Voilà, à peu de choses près, le genre de discours qu'anticipe Joachim Fels. Il est nettement plus facile de faire de l'Euro le responsable du chômage (qui est, je suis d'accord là-dessus, le principal problème français, allemand et italien), que de poser la délicate question des institutions du marché du travail. En attendant, les taux d'intérêt de la zone Euro sont bas, les déficits sont forts, et le chômage aussi. Ce qui semble invalider l'argument selon lequel le chômage actuel en europe serait keynésien.
on dit "Morgan Stanley"
jck: même en verlan ? :-)
La vue de Joachim Fels qui, si mes souvenirs sont exacts, a toujours été très défavorable au projet Euro, est typiquement économiste allemande. En fait Fels a toujours voulu en faire encore plus que les plus orthodoxes à la Bundesbank. Mais bon, admettons les tentations.
Introduisons la politique et, plus précisément la géopolitique. Posons quelques questions au hasard.
Est-ce que quelqu'un peut me dire ce que sont exactement devenus nos célèbres missiles pluton, basés dans l'est de la France et dont la portée n'a jamais permis d'atteindre Frankfurt an der Oder, mais bien Frankfurt am Main ? Ach Quatsch ! Je badine bien evidemment et d'ailleurs je ne me souviens plus de la portée précise de ces saletés.
J'imagine naturellement qu'un scénario du type de celui qu'imagine Fels dans notre Allemagne de culture "stabilité" se produirait dans une Allemagne de puissance (économique bien sùr) retrouvée, rajeunie, pleine de certitude de faire nettement mieux en dehors que dedans. Est-ce que quelqu'un est capable de m'indiquer le cheminement pour arriver (retourner) à cette sympathique situation pré-1990 ? Perso, j'ai un peu de mal à voir le chemin.
Enfin, notre ami Fels a oublié de nous dire à quel type de parti politique il pense. Je suppose qu'il est suffisamment au fait de la politique allemande pour ne pas imaginer que ce serait un Bavarois. Est-ce que quelqu'un pourrait me le dire svp ?
Tout celà fait un peu rêves d'après boire.
euh pas sur d'avoir compris Antoine.

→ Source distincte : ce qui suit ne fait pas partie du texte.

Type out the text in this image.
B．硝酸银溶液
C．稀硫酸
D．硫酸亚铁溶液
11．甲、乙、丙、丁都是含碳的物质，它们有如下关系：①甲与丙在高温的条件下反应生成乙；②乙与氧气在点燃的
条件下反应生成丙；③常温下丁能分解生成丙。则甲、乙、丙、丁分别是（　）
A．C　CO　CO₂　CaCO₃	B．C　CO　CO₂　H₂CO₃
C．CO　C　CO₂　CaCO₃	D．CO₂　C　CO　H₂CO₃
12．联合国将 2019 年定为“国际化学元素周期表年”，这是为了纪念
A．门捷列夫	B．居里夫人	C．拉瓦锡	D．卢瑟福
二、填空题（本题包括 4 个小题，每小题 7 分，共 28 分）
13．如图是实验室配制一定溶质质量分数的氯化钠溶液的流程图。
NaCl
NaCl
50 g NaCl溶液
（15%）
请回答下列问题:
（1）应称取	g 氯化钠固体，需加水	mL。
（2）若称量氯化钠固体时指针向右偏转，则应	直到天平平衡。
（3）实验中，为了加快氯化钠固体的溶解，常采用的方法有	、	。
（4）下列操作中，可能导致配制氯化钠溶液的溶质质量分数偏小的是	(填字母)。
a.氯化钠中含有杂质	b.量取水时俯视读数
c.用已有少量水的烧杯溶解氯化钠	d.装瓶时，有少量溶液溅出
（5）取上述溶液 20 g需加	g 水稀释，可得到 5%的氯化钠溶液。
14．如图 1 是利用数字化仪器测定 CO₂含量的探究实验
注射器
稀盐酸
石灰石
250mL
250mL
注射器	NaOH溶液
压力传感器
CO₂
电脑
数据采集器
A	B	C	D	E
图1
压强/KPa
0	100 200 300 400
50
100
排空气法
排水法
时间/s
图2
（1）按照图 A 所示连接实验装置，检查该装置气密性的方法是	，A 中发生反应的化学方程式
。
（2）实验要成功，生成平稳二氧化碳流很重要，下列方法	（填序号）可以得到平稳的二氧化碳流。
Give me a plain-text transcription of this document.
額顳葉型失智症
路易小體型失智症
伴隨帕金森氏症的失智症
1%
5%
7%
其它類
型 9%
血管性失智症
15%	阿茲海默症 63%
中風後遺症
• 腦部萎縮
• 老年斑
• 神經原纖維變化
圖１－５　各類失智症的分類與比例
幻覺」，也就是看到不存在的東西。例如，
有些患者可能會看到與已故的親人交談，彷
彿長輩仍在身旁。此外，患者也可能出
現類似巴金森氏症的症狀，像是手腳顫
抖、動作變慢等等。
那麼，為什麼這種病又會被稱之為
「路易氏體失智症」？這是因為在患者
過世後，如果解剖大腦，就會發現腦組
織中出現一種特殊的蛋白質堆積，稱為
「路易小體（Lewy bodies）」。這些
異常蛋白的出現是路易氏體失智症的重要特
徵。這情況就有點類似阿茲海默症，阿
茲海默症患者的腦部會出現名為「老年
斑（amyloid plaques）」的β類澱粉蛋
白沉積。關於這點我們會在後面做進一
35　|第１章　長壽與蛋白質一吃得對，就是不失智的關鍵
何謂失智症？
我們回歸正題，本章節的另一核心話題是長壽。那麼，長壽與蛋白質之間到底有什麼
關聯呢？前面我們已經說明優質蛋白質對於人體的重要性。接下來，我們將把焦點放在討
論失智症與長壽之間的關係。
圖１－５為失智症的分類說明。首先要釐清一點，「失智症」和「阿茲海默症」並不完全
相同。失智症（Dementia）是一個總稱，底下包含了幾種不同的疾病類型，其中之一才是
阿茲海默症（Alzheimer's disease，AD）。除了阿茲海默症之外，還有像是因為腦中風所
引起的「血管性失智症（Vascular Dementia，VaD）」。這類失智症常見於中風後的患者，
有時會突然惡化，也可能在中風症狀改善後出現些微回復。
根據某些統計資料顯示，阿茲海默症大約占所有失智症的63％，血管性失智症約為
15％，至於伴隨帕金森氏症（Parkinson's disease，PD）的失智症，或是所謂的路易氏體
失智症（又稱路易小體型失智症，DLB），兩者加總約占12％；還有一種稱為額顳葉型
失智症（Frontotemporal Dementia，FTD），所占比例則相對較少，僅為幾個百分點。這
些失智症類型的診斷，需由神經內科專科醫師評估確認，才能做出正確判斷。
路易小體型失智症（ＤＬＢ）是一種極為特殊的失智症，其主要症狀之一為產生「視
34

Dites vous bien que la valeur de l'euro/usd n'a aucune incidence sur la croissance en europe ? j'imagine que non .D'autre part , il ne faut pas juger les tx d'intérêt europe en niveau absolu mais plutot relativement à ceux des us. non ? je me trompe ?
Antoine:Pour parler verlan, il suffit d'inverser les syllabes [pas les mots]
pour revenir au sujet:il n'y a aucun example d'union monetaire qui ait survecu sans union politique...
Bernard1: « La vue de Joachim Fels (…), si mes souvenirs sont exacts, a toujours été très défavorable au projet Euro »
En effet, il parle de ses désaccords avec Mundell dans une partie non-quotée de la note. Pour le reste, je suis bien trop ignorant de la politique Allemande pour avoir une idée sur la question, mais je dirais qu’une forme de contestation de l’Euro opposée à celle de Fels est possible : celle qui lui reprocherait, au contraire, d’être trop orthodoxe. La France me parait mieux placée que l’Allemagne pour être le bastion de ce type de contestation.
Pnyx : « Dites vous bien que la valeur de l'euro/usd n'a aucune incidence sur la croissance en europe ? »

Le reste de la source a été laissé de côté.